OpenSea Introduces Zero Transaction Fees, Reduce Royalty Earnings

The world’s largest NFT marketplace, OpenSea, has recently announced significant changes to its operations. In a Twitter post, the firm disclosed changes to its trading fees and royalty system which observers believe will impact users’ activity on the NFT marketplace.
Several Changes
Using a Twitter thread, OpenSea revealed that it would implement a 0% trading fee policy for a limited period. Before this announcement, the leading NFT marketplace charges a 2.5% levy on transactions, significantly forming part of the platform’s revenue.
Along with the announcement, the NFT marketplace added that it plans to adopt “optional creator earnings,” which would see collectors paying 0.5% as a royalty fee for existing and new NFT projects with no on-chain enforcement system. However, the platform stated that collectors could also pay higher fees if they deemed fit.
Meanwhile, the latest move is the main focus of OpenSea’s new changes as creators enjoy a fixed royalty fee ranging from 5-10% of the selling price. This fee is the primary source of the firm’s revenue after its initial launch.
Following the recent changes, OpenSea joins a list of other NFT marketplaces that have shifted their operations focus on favoring traders’ incentives above collectors’. In explaining the reasons for the latest action, OpenSea stated that, at the moment, 80% of the entire ecosystem’s trading volume is not enough to pay creators their total earnings.

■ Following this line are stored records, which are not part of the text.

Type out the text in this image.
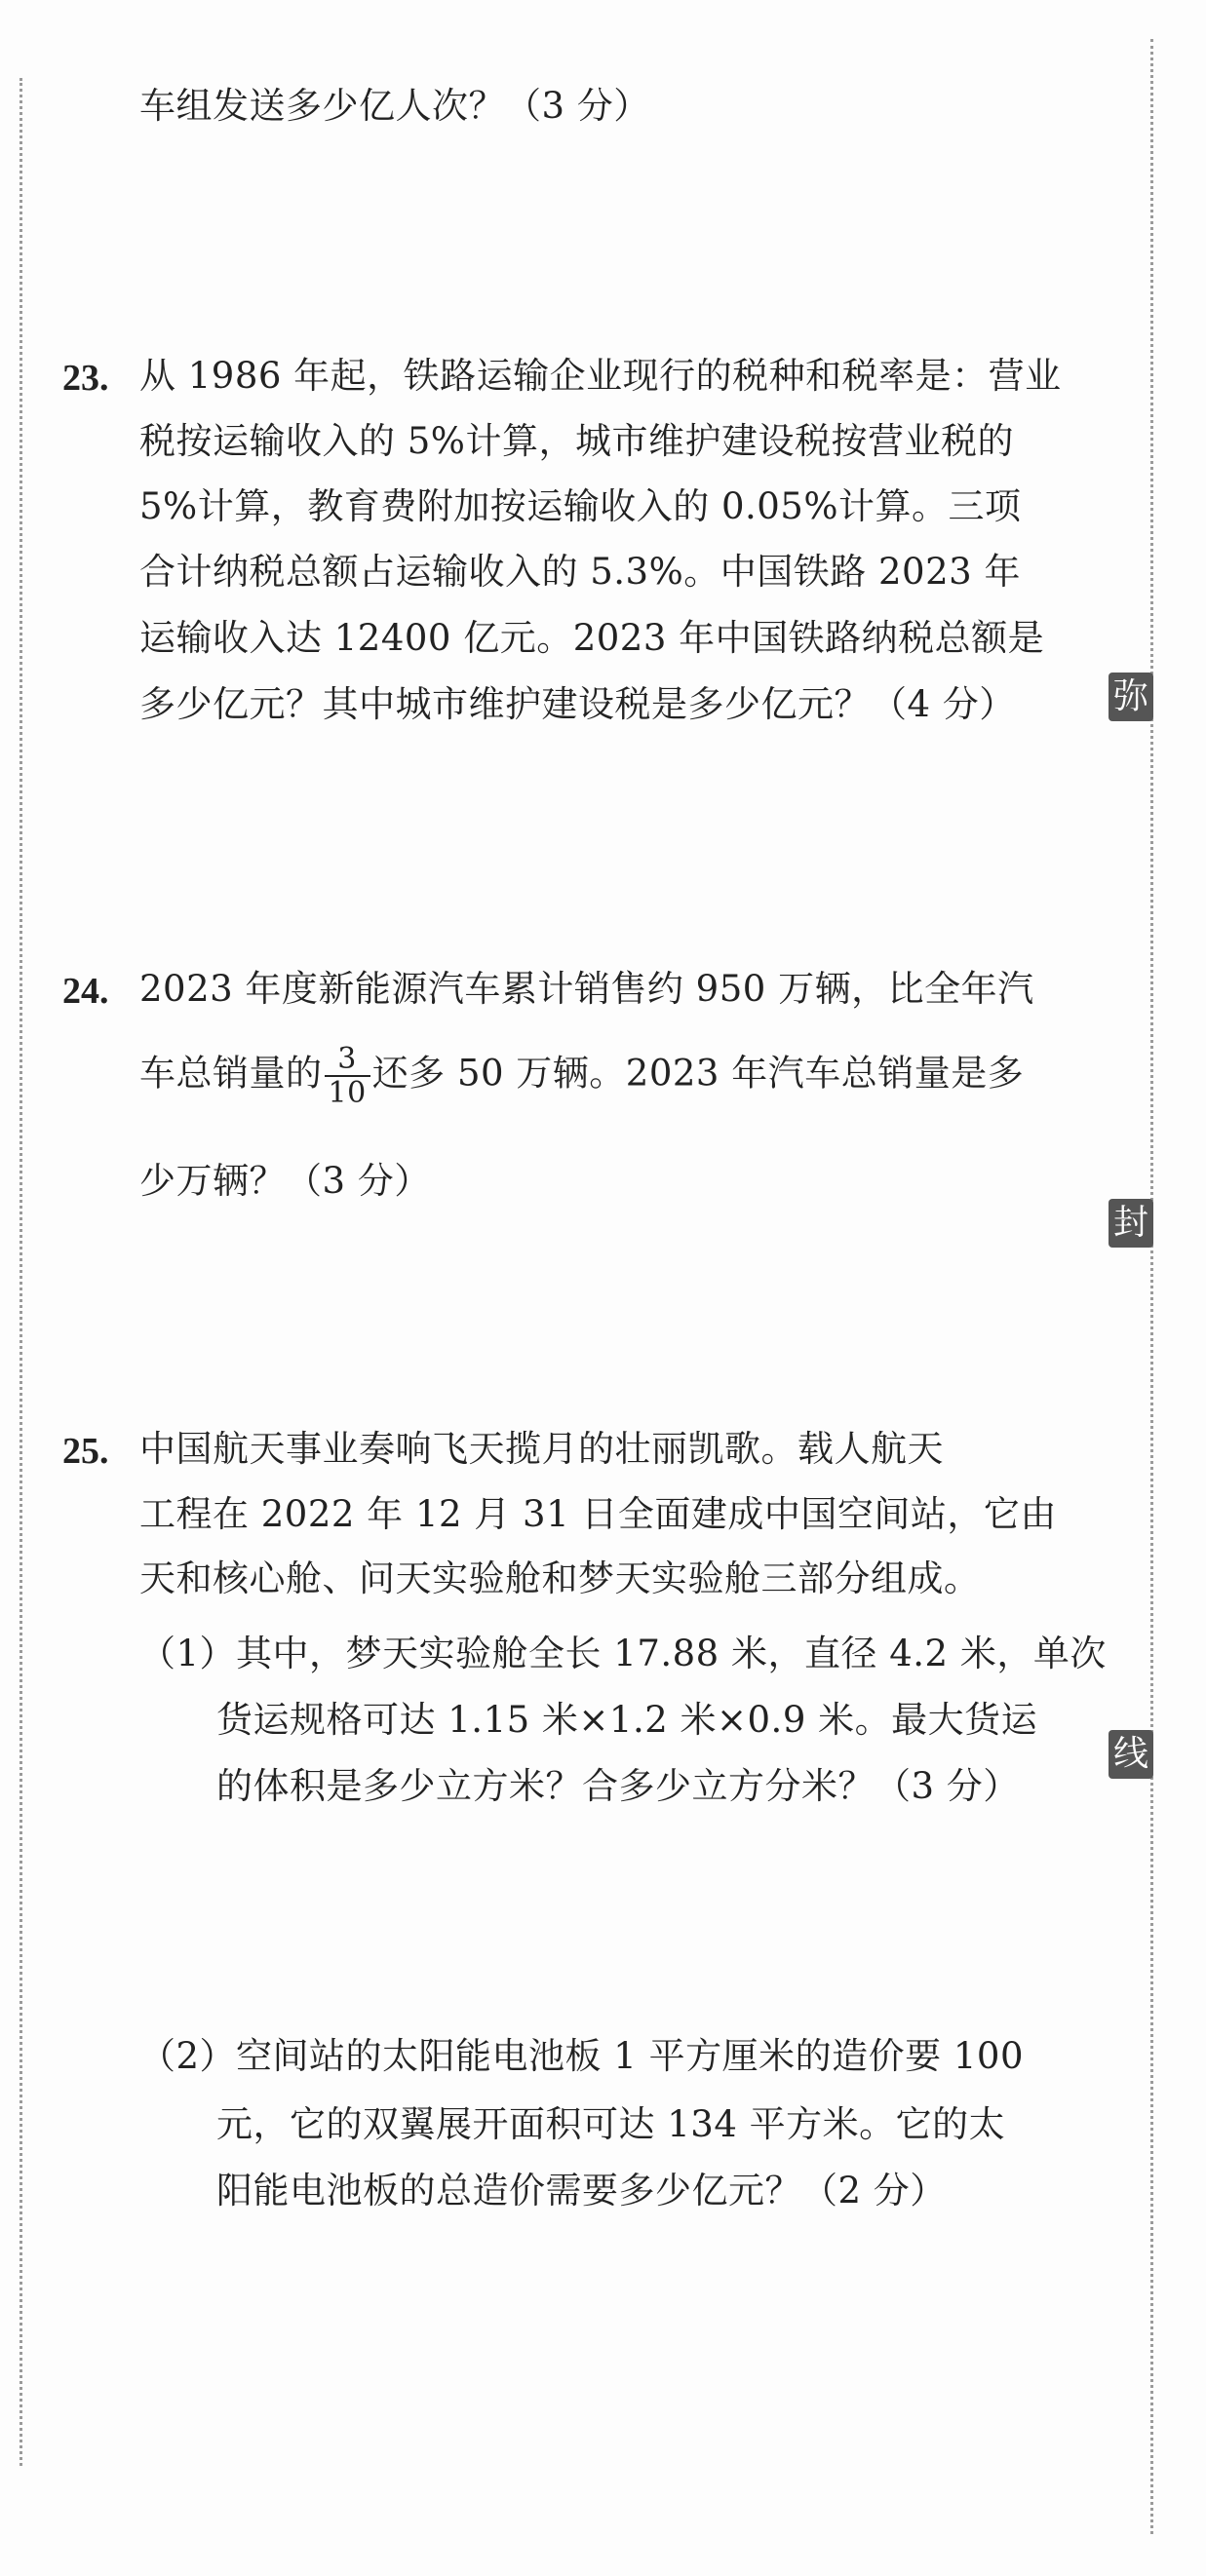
弥
封
线
车组发送多少亿人次？（3 分）
23. 从 1986 年起，铁路运输企业现行的税种和税率是：营业
税按运输收入的 5%计算，城市维护建设税按营业税的
5%计算，教育费附加按运输收入的 0.05%计算。三项
合计纳税总额占运输收入的 5.3%。中国铁路 2023 年
运输收入达 12400 亿元。2023 年中国铁路纳税总额是
多少亿元？其中城市维护建设税是多少亿元？（4 分）
24. 2023 年度新能源汽车累计销售约 950 万辆，比全年汽
车总销量的 $\frac{3}{10}$ 还多 50 万辆。2023 年汽车总销量是多
少万辆？（3 分）
25. 中国航天事业奏响飞天揽月的壮丽凯歌。载人航天
工程在 2022 年 12 月 31 日全面建成中国空间站，它由
天和核心舱、问天实验舱和梦天实验舱三部分组成。
（1）其中，梦天实验舱全长 17.88 米，直径 4.2 米，单次
货运规格可达 1.15 米×1.2 米×0.9 米。最大货运
的体积是多少立方米？合多少立方分米？（3 分）
（2）空间站的太阳能电池板 1 平方厘米的造价要 100
元，它的双翼展开面积可达 134 平方米。它的太
阳能电池板的总造价需要多少亿元？（2 分）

OpenSea maintains that it will continue to uphold on-chain enforcement via the operator filter. At the same time, move to a different fee structure to reflect the needs of the current ecosystem.
Additionally, the NFT marketplace explained that its operator filter is designed to allow sales on its platform using the same policy.
Changes Amid Rivalry with Blur
OpenSea has enjoyed widespread adoption in the digital collectible ecosystem for years, and the current changes are necessitated by the emergence of a fast-rising NFT marketplace, Blur. Founded last November, Blur is the new kid in the block and has taken the Web3 landscape by storm, making it the fastest-growing digital collectible project in the blockchain industry.
Despite being in operation for only three months, Blur is the second-largest NFT marketplace in daily transaction volume, based on its current ranking, behind OpenSea. As a result of its rising profile and the daily influx of users to its marketplace, Blur has made the headlines in recent weeks by positioning itself as a significant competitor to OpenSea.
Per Nansen data, Blur briefly recorded a daily trading volume of more than OpenSea last Wednesday, the first time in the industry’s history. The two rivals are reportedly engaged in a war of words, with Blur advising its users to steer clear of OpenSea.